The blueprint Munger instilled in Buffett was simple: To buy a wonderful business at a fair price, not a fair business at a wonderful price. It became the reason that Berkshire managed to grow into an empire consisting of first-class businesses in insurance, railroad, retail, energy and manufacturing.

“It took Charlie Munger to break my cigar-butt habits and set the course for building a business that could combine huge size with satisfactory profits,” Buffett wrote in Berkshire’s the 50-year anniversary letter in 2014. “Charlie’s most important architectural feat was the design of today’s Berkshire.”
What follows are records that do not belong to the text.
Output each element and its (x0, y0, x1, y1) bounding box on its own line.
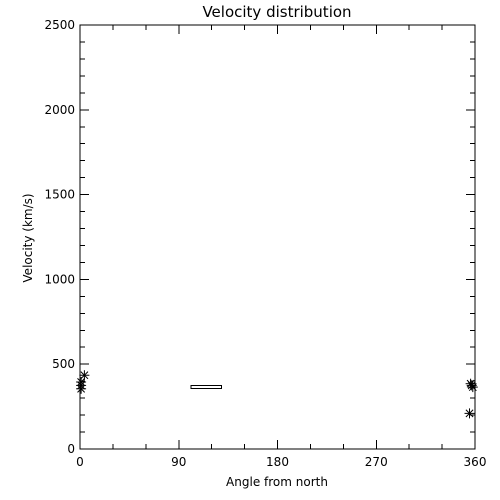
x-tick-label: 360 (464, 455, 487, 469)
y-tick-label: 0 (67, 442, 75, 456)
data-point (464, 408, 475, 419)
data-point (76, 383, 87, 394)
range-bar (190, 384, 223, 389)
y-tick-label: 2500 (44, 18, 75, 32)
tick-labels: 0 90 180 270 360 0 500 1000 1500 2000 2500 (44, 18, 486, 469)
y-tick-label: 1000 (44, 272, 75, 286)
x-tick-label: 90 (171, 455, 186, 469)
x-tick-label: 0 (76, 455, 84, 469)
chart-title: Velocity distribution (202, 3, 351, 21)
plot-frame (79, 24, 476, 450)
range-bars (190, 384, 223, 389)
data-point (79, 370, 90, 381)
y-axis-label: Velocity (km/s) (21, 193, 35, 282)
y-tick-label: 500 (52, 357, 75, 371)
x-tick-label: 270 (365, 455, 388, 469)
y-tick-label: 2000 (44, 103, 75, 117)
data-point (467, 382, 478, 393)
x-axis-label: Angle from north (226, 475, 328, 489)
data-points (76, 370, 478, 419)
x-tick-label: 180 (266, 455, 289, 469)
y-tick-label: 1500 (44, 188, 75, 202)
axis-ticks (79, 24, 476, 450)
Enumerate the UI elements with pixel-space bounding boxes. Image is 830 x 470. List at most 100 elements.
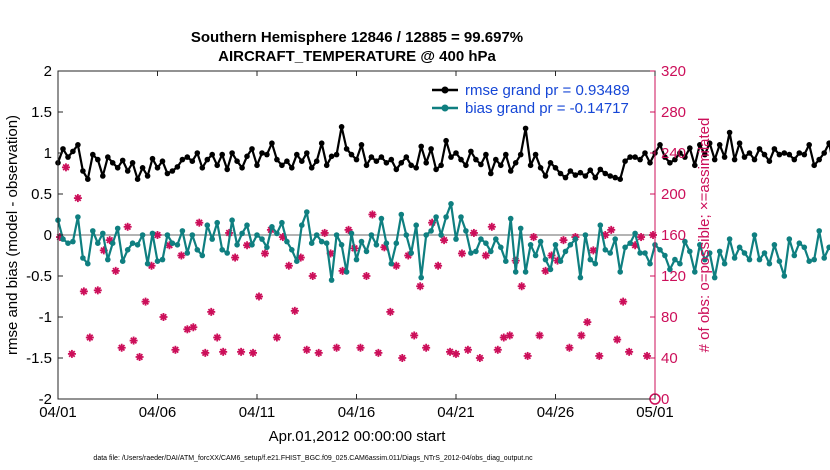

The “Oracle of Omaha” compared buying troubled companies at deep discounts to picking up a discarded cigar butt that had one puff remaining in it. “Though the stub might be ugly and soggy, the puff would be free. Once that momentary pleasure was enjoyed, however, no more could be expected,” he said.

Straightening Buffett out

Buffett studied under fabled father of value investing Benjamin Graham at Columbia University after World War II and developed an extraordinary knack for picking cheap stocks. He said Munger made him realize this cigar-butt investing strategy could only go so far, and if he wanted to expand Berkshire in a significant way, it wouldn’t be enough.

“He actually hit me over the head with a two by four from the idea of buying very so-so companies at very cheap prices, knowing that that was some small profit and looking for really wonderful businesses that we could buy at fair prices,” Buffett said in an interview.

As Munger put it at the 1998 Berkshire shareholder meeting: “It’s not that much fun to buy a business where you really hope this sucker liquidates before it goes broke.”

See’s Candies

While Buffett said there was not a strong line of demarcation where Berkshire went from cigar butts to wonderful companies, the deal to buy See’s Candies marked a significant step towards that direction.

In 1972, Munger convinced Buffett to sign off on Berkshire’s purchase of See’s Candies for $25 million even though the California candy maker had annual pretax earnings of only about $4 million.

It has since produced more than $2 billion in sales for Berkshire.

“Overall, we’ve kept moving in the direction of better and better companies, and now we’ve got a collection of wonderful companies, Buffett said.